Acknowledging Maturity’s Limitations
Even with the most mature RAI programs in place, failures can still occur. As Aisha Naseer, director of research at Huawei Technologies (UK), explains, “The maturity level of RAI programs plays a crucial role in contemplating AI system failures; however, there is no guarantee that such calamities will not happen. This is due to multiple potential causes of AI system failures, including environmental constraints and contextual factors.”
Likewise, Boeing’s vice president and chief engineer for sustainability and future mobility, Brian Yutko, notes, “RAI programs may eliminate some types of unintended behaviors from certain learned models, but overall success or failure at automating a function within a system will be determined by other factors.” Steven Vosloo, digital policy specialist in UNICEF’s Office of Global Insight and Policy, similarly argues that RAI programs can reduce but not minimize AI system failures: “Even if developed responsibly and not to do harm, AI systems can still fail. This could be due to limitations in algorithmic models, poorly scoped system goals, or problems with integration with other systems.” In other words, RAI is just one of several potential factors that affect how AI systems function, and sometimes fail, in the real world.
A mature RAI program goes a long way toward minimizing or at least reducing AI system failures, since a mature RAI program is broad in scale and/or scope and addresses the full life cycle of an AI system, including its design and, critically, its deployment in the real world. Still, the absence of formal or widely adopted RAI standards can make it hard to assess the extent to which an RAI program mitigates such failures. In particular, there is a need for better testing and quality assurance frameworks. But even with the most mature RAI program in place, AI system failures can still happen.
In sum, organizations hoping that their RAI efforts will help reduce or minimize AI system failures should focus on the following:
- Ensure the maturity of your RAI program. Mature RAI is broad in scale and/or scope, addressing a wide array of substantive areas and spanning wide swaths of the organization. The more mature your program, the likelier it is that your efforts will prevent potential failures and mitigate the effects of any that do occur.

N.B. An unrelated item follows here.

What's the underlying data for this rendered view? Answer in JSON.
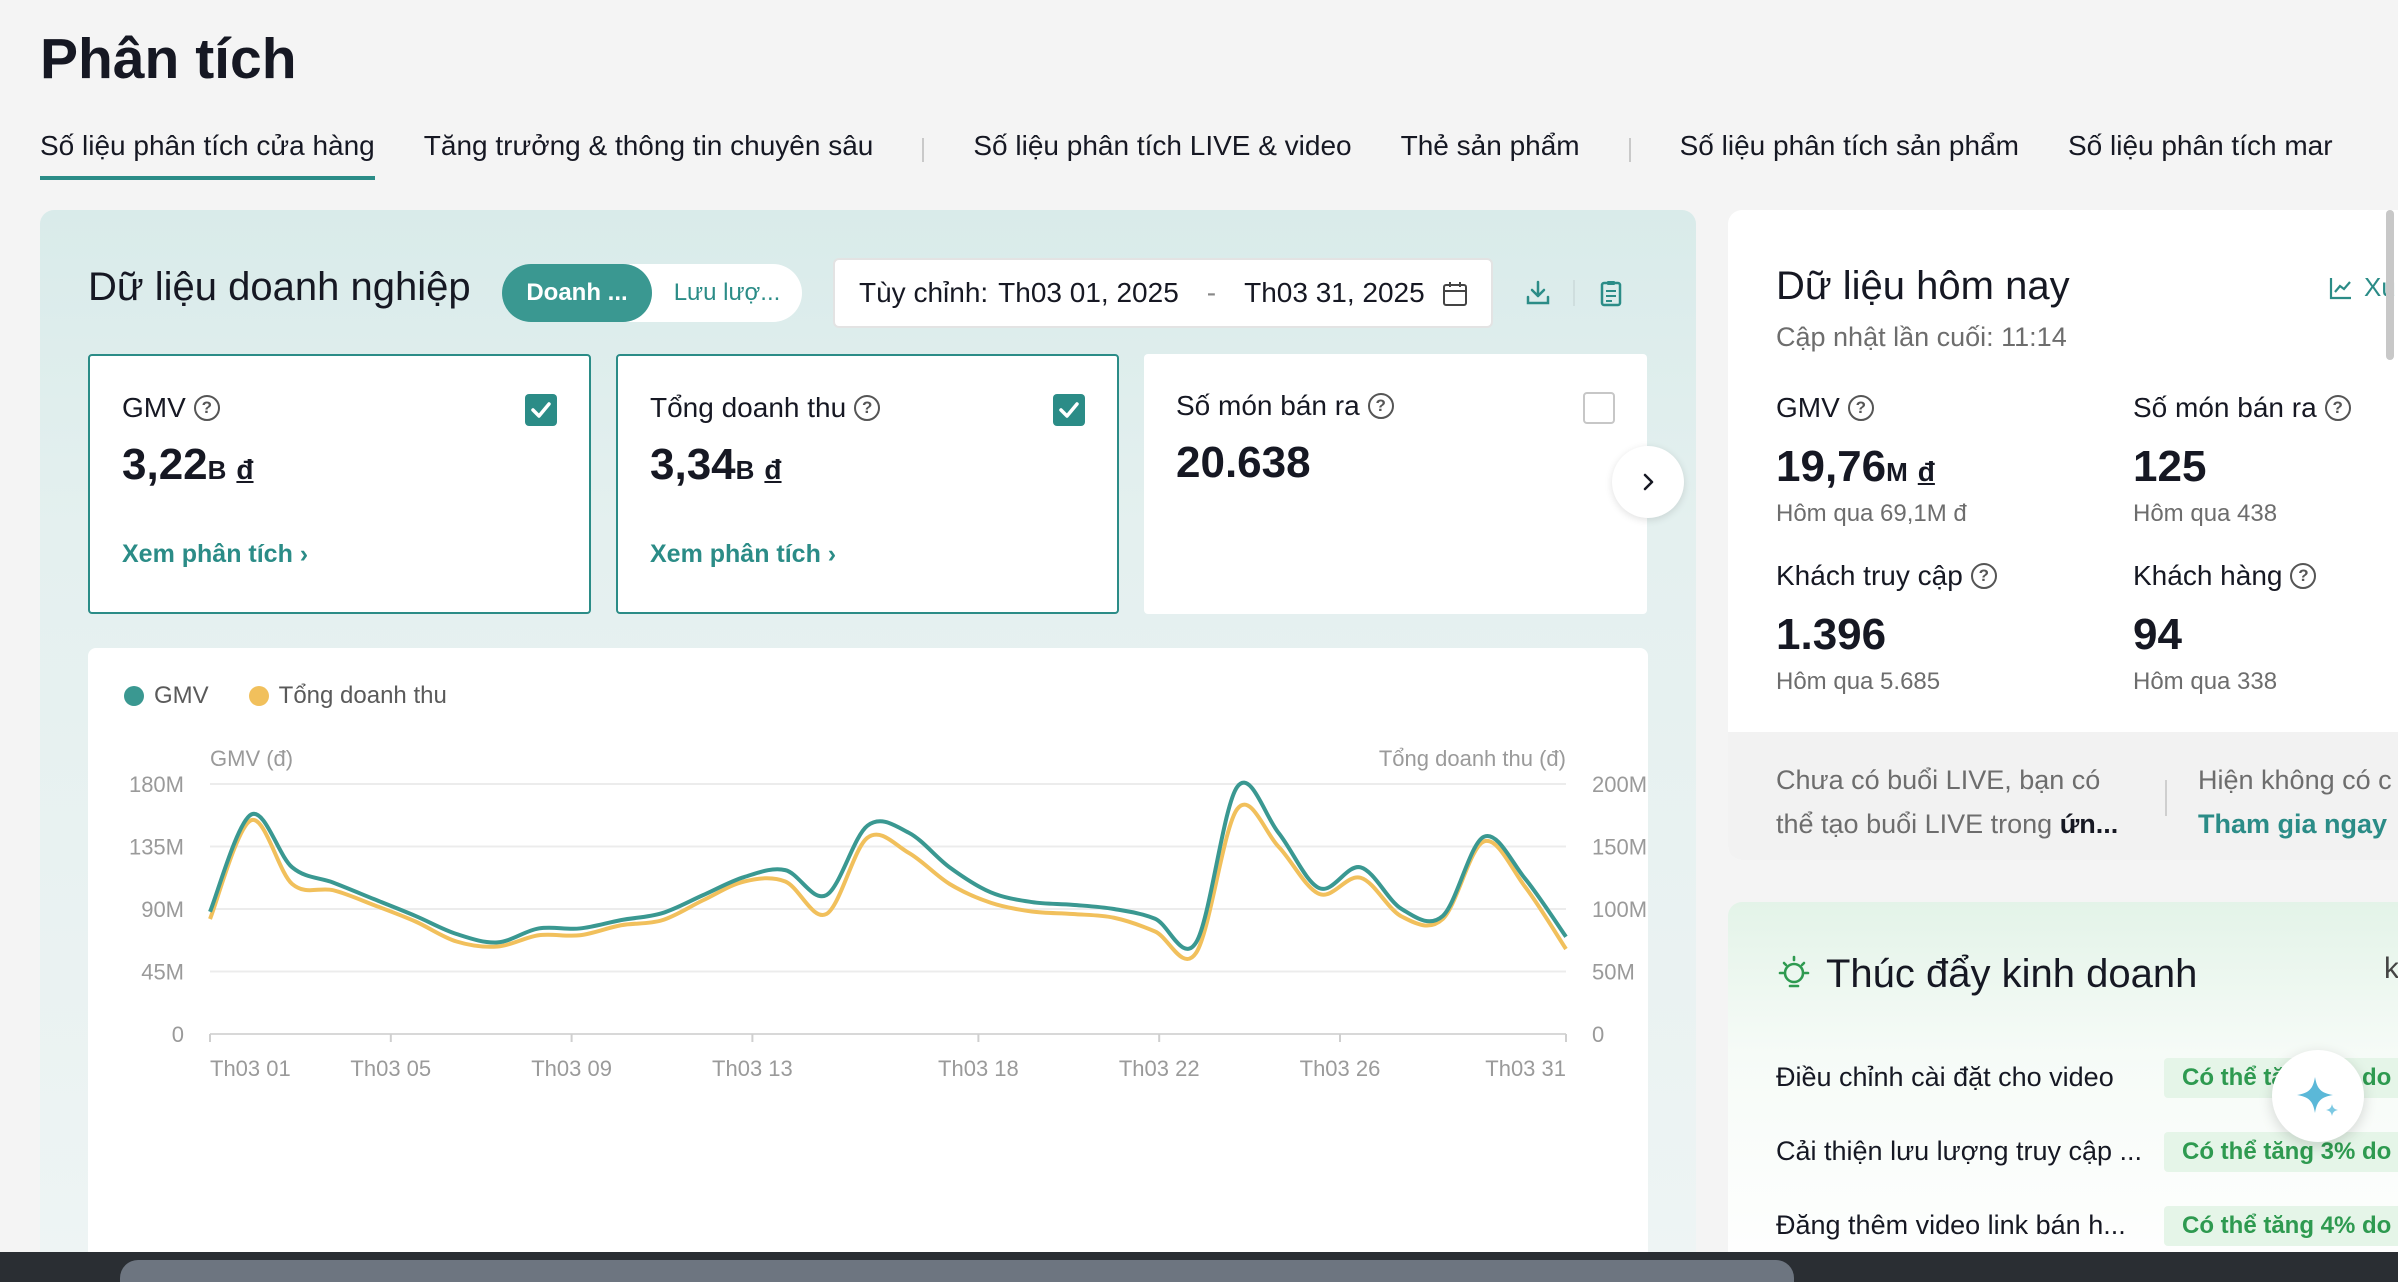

- Embrace standards. RAI standardization, whether through new legislation or industry codes, is a good thing. Embrace these standards, including those around testing and quality assurance, as a way to ensure that your efforts are helping to minimize AI system failures.
- Let go of perfection. Even with the most mature RAI program in place, AI system failures can happen due to other factors. That’s OK. The goal is to minimize AI system failures, not necessarily eliminate them. Turn failures into opportunities to learn and grow.